Gemma Creagh divorces Noah Baumbach’s post Marriage Story offering.
A renowned master of Hitler studies, college professor Jack Gladney – played by a portly Adam Driver – is the king of his suburban castle. He adores his passive and forgetful wife Babette (Greta Gerwig), as well as his eclectic collection of strange, articulate children. Along with their friends and neighbours, the Gladneys worship at the altar of their local supermarket, a mecca of processed foods in brash, bold, colourful containers. However, this comfortable life is disrupted when a nearby chemical leak causes “The Airborne Toxic Event”, releasing a looming, dangerous black cloud that spreads across the region.

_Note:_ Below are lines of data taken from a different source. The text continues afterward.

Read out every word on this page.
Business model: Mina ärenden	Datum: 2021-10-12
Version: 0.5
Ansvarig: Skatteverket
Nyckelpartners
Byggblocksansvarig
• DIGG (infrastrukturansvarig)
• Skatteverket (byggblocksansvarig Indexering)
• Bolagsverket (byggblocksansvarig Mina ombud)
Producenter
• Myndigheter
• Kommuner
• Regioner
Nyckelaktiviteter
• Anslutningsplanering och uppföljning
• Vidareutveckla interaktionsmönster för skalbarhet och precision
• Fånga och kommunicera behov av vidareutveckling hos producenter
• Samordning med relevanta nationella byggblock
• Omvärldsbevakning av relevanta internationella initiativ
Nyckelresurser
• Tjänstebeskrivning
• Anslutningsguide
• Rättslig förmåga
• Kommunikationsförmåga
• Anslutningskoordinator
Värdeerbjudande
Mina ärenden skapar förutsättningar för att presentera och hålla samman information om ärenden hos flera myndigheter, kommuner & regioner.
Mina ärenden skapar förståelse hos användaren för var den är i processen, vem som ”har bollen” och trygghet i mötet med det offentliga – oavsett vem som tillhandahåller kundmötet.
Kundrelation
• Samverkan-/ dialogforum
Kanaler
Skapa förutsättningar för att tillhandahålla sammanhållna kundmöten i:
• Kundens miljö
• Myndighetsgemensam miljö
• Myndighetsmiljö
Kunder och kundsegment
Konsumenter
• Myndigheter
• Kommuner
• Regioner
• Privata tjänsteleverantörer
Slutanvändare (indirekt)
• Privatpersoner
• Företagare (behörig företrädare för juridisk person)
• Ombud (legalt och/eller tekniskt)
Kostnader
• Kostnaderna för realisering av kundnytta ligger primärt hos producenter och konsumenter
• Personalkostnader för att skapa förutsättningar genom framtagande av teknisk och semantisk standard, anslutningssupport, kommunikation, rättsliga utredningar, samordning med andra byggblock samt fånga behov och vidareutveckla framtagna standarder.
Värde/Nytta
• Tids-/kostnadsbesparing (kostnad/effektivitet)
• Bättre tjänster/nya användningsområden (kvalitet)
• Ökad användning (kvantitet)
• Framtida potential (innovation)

The Gladney family are forced to leave their home, staying at various camps and ultimately face their own mortality. When trying to fill up the family car with petrol mid-evacuation, Jack is exposed to the toxic gas, something that he’s informed afterwards – rather indistinctively – that will lead to his death… At some stage. Maybe. When it’s finally safe to return home post “event”, Jack finds that his comfortable life is permanently altered. He secretly carries around the burden of his impending doom, and his marriage becomes marred in suspicion – what are the pills Babette has been taking? Can he come to terms with his fear of death?

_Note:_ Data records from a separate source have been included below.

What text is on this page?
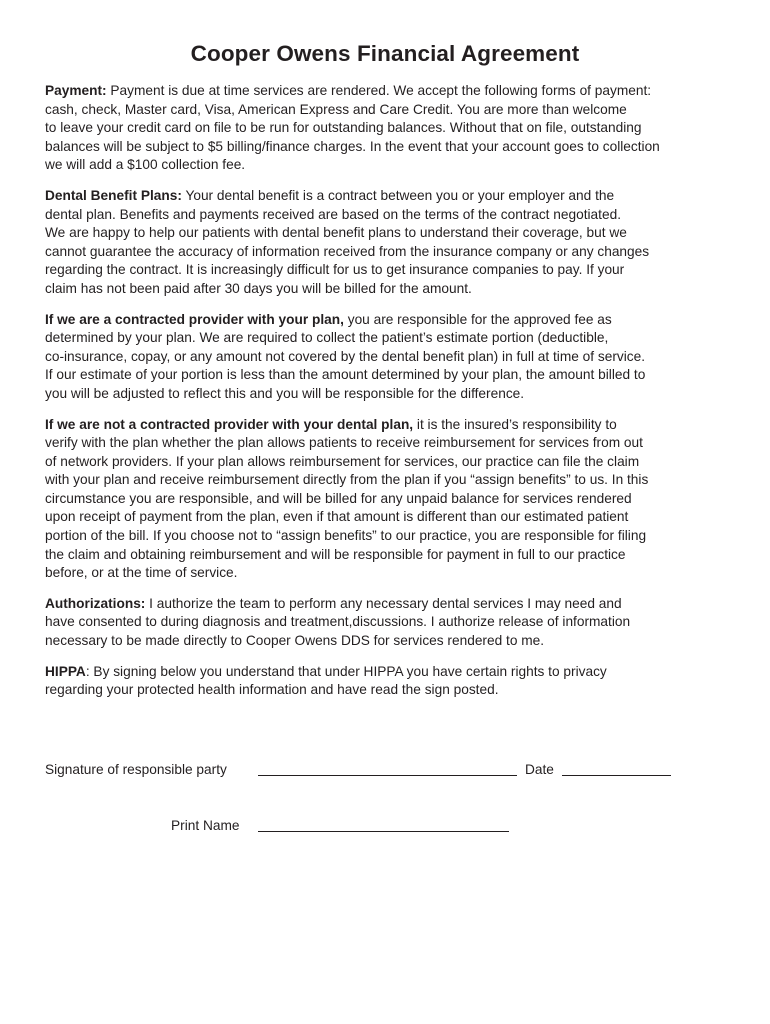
Cooper Owens Financial Agreement
Payment: Payment is due at time services are rendered. We accept the following forms of payment:
cash, check, Master card, Visa, American Express and Care Credit. You are more than welcome
to leave your credit card on file to be run for outstanding balances. Without that on file, outstanding
balances will be subject to $5 billing/finance charges. In the event that your account goes to collection
we will add a $100 collection fee.
Dental Benefit Plans: Your dental benefit is a contract between you or your employer and the
dental plan. Benefits and payments received are based on the terms of the contract negotiated.
We are happy to help our patients with dental benefit plans to understand their coverage, but we
cannot guarantee the accuracy of information received from the insurance company or any changes
regarding the contract. It is increasingly difficult for us to get insurance companies to pay. If your
claim has not been paid after 30 days you will be billed for the amount.
If we are a contracted provider with your plan, you are responsible for the approved fee as
determined by your plan. We are required to collect the patient’s estimate portion (deductible,
co-insurance, copay, or any amount not covered by the dental benefit plan) in full at time of service.
If our estimate of your portion is less than the amount determined by your plan, the amount billed to
you will be adjusted to reflect this and you will be responsible for the difference.
If we are not a contracted provider with your dental plan, it is the insured’s responsibility to
verify with the plan whether the plan allows patients to receive reimbursement for services from out
of network providers. If your plan allows reimbursement for services, our practice can file the claim
with your plan and receive reimbursement directly from the plan if you “assign benefits” to us. In this
circumstance you are responsible, and will be billed for any unpaid balance for services rendered
upon receipt of payment from the plan, even if that amount is different than our estimated patient
portion of the bill. If you choose not to “assign benefits” to our practice, you are responsible for filing
the claim and obtaining reimbursement and will be responsible for payment in full to our practice
before, or at the time of service.
Authorizations: I authorize the team to perform any necessary dental services I may need and
have consented to during diagnosis and treatment,discussions. I authorize release of information
necessary to be made directly to Cooper Owens DDS for services rendered to me.
HIPPA: By signing below you understand that under HIPPA you have certain rights to privacy
regarding your protected health information and have read the sign posted.
Signature of responsible party	Date
Print Name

It’s a classic issue of form over substance. While the world of White Noise is enjoyable, and the humour undeniably razor sharp, the plot is too meandering – especially for a film of this length. This, teamed with the fact that the pacing is slow, the characters are somewhat underdeveloped and the theme is too abstract to relate to the subject matter, all means the second half of this film becomes quite a slog. Writer/director Noah Baumbach, who penned the screenplay based on a book by Don Delillo, is no stranger to heightened, theatrical dialogue. However, his characters’ words in White Noise are so verbose and unnatural, they tend to stick in the actors’ mouths at times.
Many of this film’s gaps are plastered over by the emotional depths reached by Driver and Gerwig. The pair dig deep, and their easy affection and muted, long-form chemistry sell a relationship which is rather undercooked on the page. In many ways, this is a deeply timely story, about how disasters, quarantine and existential quandaries affect both the masses and the middle class family dynamic. There are even hints to a morally questionable German pharma industry, paired with a corporate obsession with consumerism and consumption.

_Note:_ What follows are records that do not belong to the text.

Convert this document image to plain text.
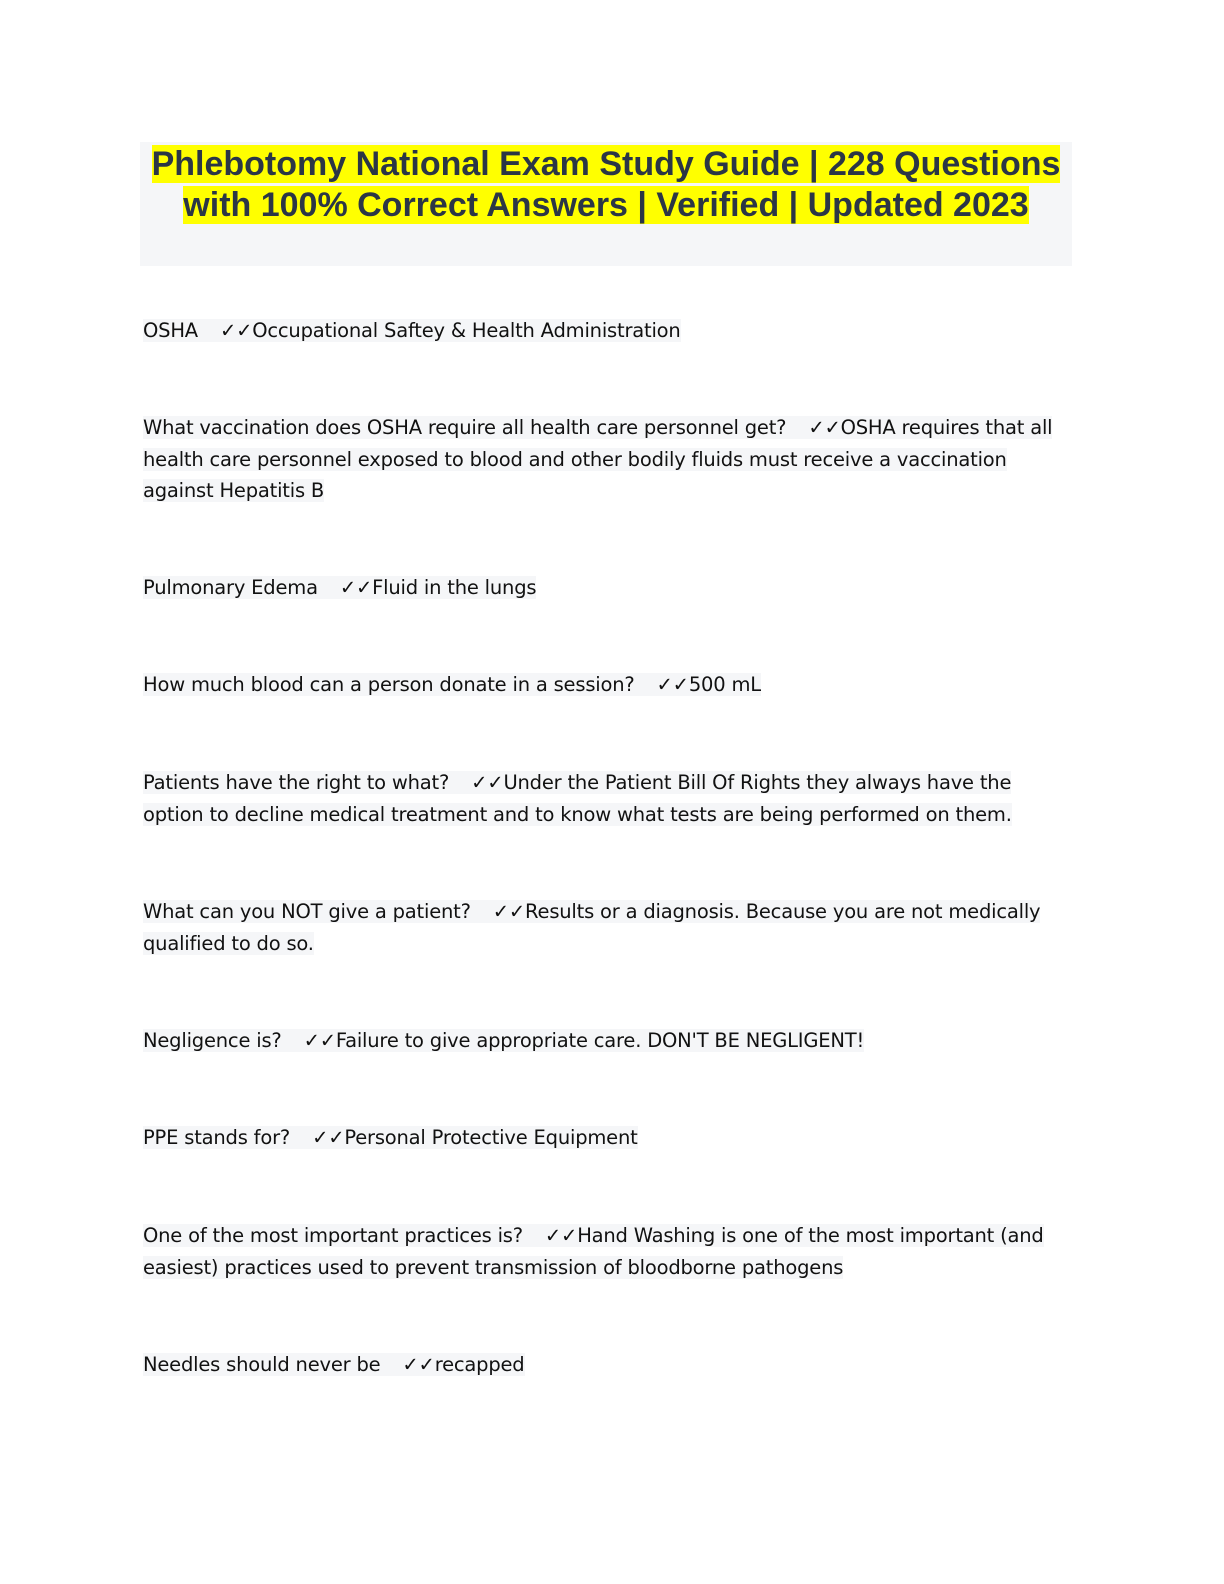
Phlebotomy National Exam Study Guide | 228 Questions with 100% Correct Answers | Verified | Updated 2023
OSHA ✓✓Occupational Saftey & Health Administration
What vaccination does OSHA require all health care personnel get? ✓✓OSHA requires that all health care personnel exposed to blood and other bodily fluids must receive a vaccination against Hepatitis B
Pulmonary Edema ✓✓Fluid in the lungs
How much blood can a person donate in a session? ✓✓500 mL
Patients have the right to what? ✓✓Under the Patient Bill Of Rights they always have the option to decline medical treatment and to know what tests are being performed on them.
What can you NOT give a patient? ✓✓Results or a diagnosis. Because you are not medically qualified to do so.
Negligence is? ✓✓Failure to give appropriate care. DON'T BE NEGLIGENT!
PPE stands for? ✓✓Personal Protective Equipment
One of the most important practices is? ✓✓Hand Washing is one of the most important (and easiest) practices used to prevent transmission of bloodborne pathogens
Needles should never be ✓✓recapped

The production design is a gleaming nod to that wholesome classic Americana aesthetic, bold block primary colours, that turn to sleazy heightened neon as the dynamic shifts to darker subject matter, but every scene is a visual treat.
Despite big ambitions, the problems with this film ultimately stem from the fact that the individual elements don’t quite gel. The story remains a visualised novel rather than a film – both in form and structure, yet there is still plenty to enjoy in White Noise’s rather random offerings, especially for die hard Baumbachaphiles.
White Noise is in cinemas from 9th December 2022.